Un coléoptère qui n'en a pas toujours l'air.

Classification

: Insectes

: Coléoptères

: Lampyridae

: Lampyris noctiluca


Noms vernaculaires

: Lampyre, Ver luisant


Juin 2004, entre Saclay et Les Loges-en-Josas (Essonne - France)

Larve de ver luisant

Tout à coup, sur la route, un drôle d'animal traverse devant ma roue. Je freine sec, pose mon vélo dans le bas-côté, sort l'appareil photo et me penche.

Larve de ver luisant

Couché sur le bitûme, en plein milieu de la route, mon casque vissé sur la tête... pour sûr, si je n'ai pas fait peur à cet insecte, j'ai dû fortement intrigué le facteur qui a arrêté sa camionnette et retardé le reste de sa tournée pour moi en attendant que je dégage le passage ! Rassurez-vous, c'est une toute petite route de campagne (en bordure du golf de Saint Marc, si certains connaissent) et en pleine ligne droite. Je suis un peu limite bizarre diraient certains, mais pas fou (enfin je crois).
Larve de ver luisant

Je crois tout d'abord à un myriapode, vu l'allure générale, mais en traitant les photos, je ne trouve que six pattes... insecte ou hexapode non insecte ou larve de quelque chose ?... Larve de ver luisant.

Larve de ver luisant
Histoire d'une identification :
Pierre-Yves, un visiteur que je remercie, me met sur la piste : "un ver luisant ?" Je plonge dans mes livres, mais ma bestiole fait le double de la taille annoncée.
Quelques recherches sur la toile m'amènent à une description plus précise de la larve (tirée d'un livre de John Tyler "Glow-worms"), de forme sensiblement identique à la femelle adulte. A l'issue de la fin de la deuxième année de son état larvaire, là voilà qui atteint environ 30mm de long pour 4mm de large. Ca correspond bien à mes observations. La lumière est faite (c'est le cas de le dire) sur la bestiole.

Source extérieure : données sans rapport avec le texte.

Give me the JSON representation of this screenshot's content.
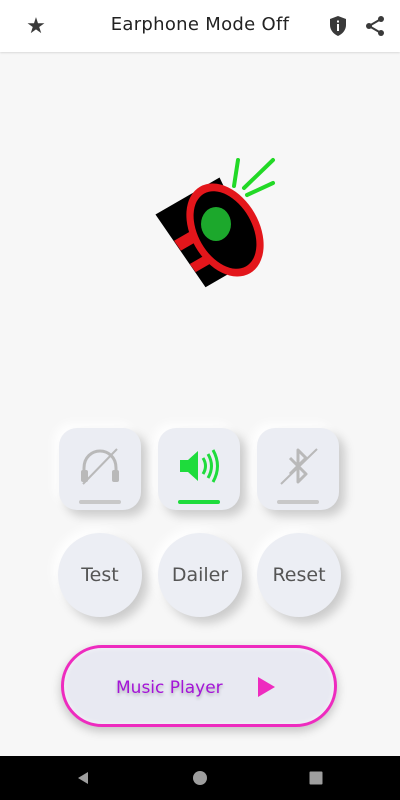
{
  "appbar": {
    "title": "Earphone Mode Off",
    "star_icon": "star-icon",
    "shield_icon": "shield-info-icon",
    "share_icon": "share-icon"
  },
  "controls": {
    "headphone": {
      "icon": "headphone-off-icon",
      "indicator_color": "#c8c8c8"
    },
    "speaker": {
      "icon": "speaker-on-icon",
      "color": "#1edc3c",
      "indicator_color": "#1edc3c"
    },
    "bluetooth": {
      "icon": "bluetooth-off-icon",
      "indicator_color": "#c8c8c8"
    }
  },
  "buttons": {
    "test": "Test",
    "dailer": "Dailer",
    "reset": "Reset"
  },
  "music": {
    "label": "Music Player",
    "accent": "#ee2bbf"
  },
  "navbar": {
    "back": "back-icon",
    "home": "home-icon",
    "recents": "recents-icon"
  }
}
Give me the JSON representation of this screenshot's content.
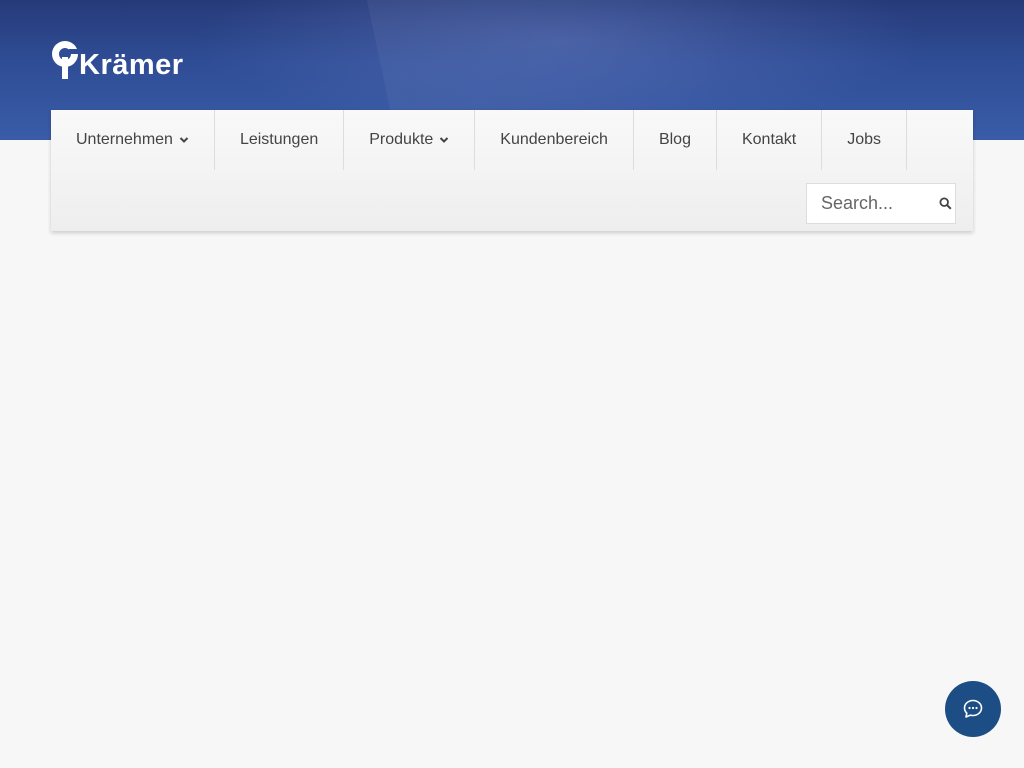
{
  "brand": {
    "logo_text": "Krämer",
    "accent": "#2f4d96"
  },
  "nav": {
    "items": [
      {
        "label": "Unternehmen",
        "has_dropdown": true
      },
      {
        "label": "Leistungen",
        "has_dropdown": false
      },
      {
        "label": "Produkte",
        "has_dropdown": true
      },
      {
        "label": "Kundenbereich",
        "has_dropdown": false
      },
      {
        "label": "Blog",
        "has_dropdown": false
      },
      {
        "label": "Kontakt",
        "has_dropdown": false
      },
      {
        "label": "Jobs",
        "has_dropdown": false
      }
    ]
  },
  "search": {
    "placeholder": "Search...",
    "value": "",
    "icon": "search-icon"
  },
  "chat": {
    "icon": "chat-bubble-icon",
    "color": "#1c4e85"
  }
}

C'est en juin, voire même en juillet que l'on peut trouver les premiers adultes, et cela confirme encore l'hypothèse de la larve. De plus la femelle adulte, très ressemblante, ne porte plus les marques blanchâtres en coin des segments.
Notez qu'en pleine nuit, la rencontre peut-être encore plus drôle, mais plus facile à identifier de fait, car la larve peut elle-aussi émettre de la lumière, en continu, ou en clignotant, comme un petit phare.
Roland Lupilo m'écrit pour préciser qu'il s'agit là d'une femelle adulte. Je le cite : « La femelle adulte est larviforme (et donc aptère) et émet de la lumière la nuit en continu pour attirer les mâles qui volent. C'est justement pour cela qu'on appelle cette espèce le ver luisant. Aux Etats-Unis et dans les pays tropicaux, on les appelle lucioles car mâles et femelles volent en émettant leur lumière par flashs successifs ». Je garde un doute à cause des tâches en attendant confirmation. Quant aux lucioles, que l'on trouve aussi chez nous (Luciola lusitanica), si la femelle est ailée, elle ne vole pourtant pas mais émet des flashs lorsqu'elle est survolée par un mâle qui émet des flashs brefs et puissants en volant, contrairement au mâle de lampyre, non lumineux.
André Lequet répond à mes doutes : « Pour moi les larves se différencient de la femelle adulte comme suit : tête plus courte, plus arrondie, et surtout plus large que le segment lui faisant suite (elle est plus étroite que ledit segment chez la larve). Yeux plus petits, et antennes plus courtes. Corps plus foncé, en raison de la disparition des tâches orangées observables sur chaque segment. »
Ca y est, tout le monde est d'accord ! Roland s'était étonné de la taille mais renseignements pris confirme que la larve au dernier stade est plus grande que la femelle adulte. Il n'y a plus de doute ; morphologie générale, taches des segments... qu'on se le dise : nous avons ici affaire à une larve.
Vous pensiez le feuilleton terminé ? Que nenni ! Roland se pose (et nous pose) une question subsidiaire : « Reste à savoir si la larve du mâle peut se distinguer de la larve femelle, et si elles émettent toutes deux de la lumière ? »

Vélocypédentomologie :

Pour ce qui est du vélo, croyez-moi, je me sers de plus en plus de mon VTT pour me rendre de Paris vers des zones de friches, de prairies, où je roule alors au pas sur des petites routes, chemins ou sentiers, l'oeil aux aguets. Vous verrez ainsi au hasard de mes pages des libellules, des coccinelles, des araignées, des bergeronnettes (car je pratique aussi la vélornithologie), des grenouilles et j'en passe, qui ont tout d'abord été aperçus ainsi. Il va sans dire que les photos ne sont tout de même pas prises au vol pour autant. La découverte faite, je m'arrête, pare au plus pressé (certains courent ou s'envolent vite), le vélo encore entre les jambes, puis je le pose, et fais une petite prospection en règle aux alentours. Une manière sportive de multiplier les rencontres de ce type.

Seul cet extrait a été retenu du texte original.